Elyse, Vanessa and Betty have equal number of pencils. Elyse packs all her pencils equally into 8 packets. Vanessa packs all her pencils equally into 10 packets. Betty packs all her pencils equally into 5 packets. 3 packets of Elyse's pencils, 6 packets of Vanessa's pencils and 4 packets of Betty's pencils add up to 284 pencils. How many pencils do they have altogether?
| |
Elyse |
Vanessa |
Betty |
| Number of packets |
8 |
10 |
5 |
| Number of pencils |
40 u |
40 u |
40 u |
| Number of pencils in each packet |
5 u |
4 u |
8 u |
All the pencils can be put into the packets without remainder.
All the children have equal numbers of pencils.
Make the number of pencils that each child has the same.

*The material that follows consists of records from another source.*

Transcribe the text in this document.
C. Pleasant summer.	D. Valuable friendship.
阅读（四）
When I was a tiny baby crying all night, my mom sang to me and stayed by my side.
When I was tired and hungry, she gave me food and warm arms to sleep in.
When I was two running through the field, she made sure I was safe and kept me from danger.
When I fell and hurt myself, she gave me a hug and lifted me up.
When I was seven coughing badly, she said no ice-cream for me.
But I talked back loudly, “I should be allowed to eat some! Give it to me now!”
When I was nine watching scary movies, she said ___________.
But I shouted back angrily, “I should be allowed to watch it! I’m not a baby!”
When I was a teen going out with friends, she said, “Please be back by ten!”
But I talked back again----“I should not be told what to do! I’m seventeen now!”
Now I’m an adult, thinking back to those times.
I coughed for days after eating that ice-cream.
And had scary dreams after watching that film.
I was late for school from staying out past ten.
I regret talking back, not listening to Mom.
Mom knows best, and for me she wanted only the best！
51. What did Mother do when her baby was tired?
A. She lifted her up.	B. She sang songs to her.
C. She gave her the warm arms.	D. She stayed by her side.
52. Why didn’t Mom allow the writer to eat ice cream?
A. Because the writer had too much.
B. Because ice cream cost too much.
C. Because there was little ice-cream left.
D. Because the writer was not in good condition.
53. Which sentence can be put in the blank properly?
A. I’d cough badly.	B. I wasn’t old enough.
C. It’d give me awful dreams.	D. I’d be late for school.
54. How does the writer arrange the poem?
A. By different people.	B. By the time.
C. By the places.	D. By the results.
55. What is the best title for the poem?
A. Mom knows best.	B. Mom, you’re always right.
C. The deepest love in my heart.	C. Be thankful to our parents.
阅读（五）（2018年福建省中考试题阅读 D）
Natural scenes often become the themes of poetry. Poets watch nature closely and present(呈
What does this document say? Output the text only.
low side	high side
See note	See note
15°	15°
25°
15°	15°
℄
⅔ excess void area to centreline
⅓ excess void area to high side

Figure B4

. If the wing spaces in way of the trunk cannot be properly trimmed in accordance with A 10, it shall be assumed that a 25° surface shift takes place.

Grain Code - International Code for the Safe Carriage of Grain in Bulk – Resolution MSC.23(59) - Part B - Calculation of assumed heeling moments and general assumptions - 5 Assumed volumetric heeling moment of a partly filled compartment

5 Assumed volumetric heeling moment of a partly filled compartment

LCM of 8, 10 and 5 = 40
Number of pencils that each child has = 40 u
Number of pencils in 1 packet of Elyse's pencils = 40 u ÷ 8 = 5 u
Number of pencils in 1 packet of Vanessa's pencils = 40 u ÷ 10 = 4 u
Number of pencils in 1 packet of Betty's pencils = 40 u ÷ 5 = 8 u
Number of pencils in 3 packets of Elyse's pencils, 6 packets of Vanessa's pencils and 4 packets of Betty's pencils
= (3 x 5 u) + (6 x 4 u) + (4 x 8 u)
= 15 u + 24 u + 32 u
= 71 u
71 u = 284
1 u = 284 ÷ 71 = 4
Total number of pencils that they have
= 3 x 40 u
= 120 u
= 120 x 4
= 480
Answer(s): 480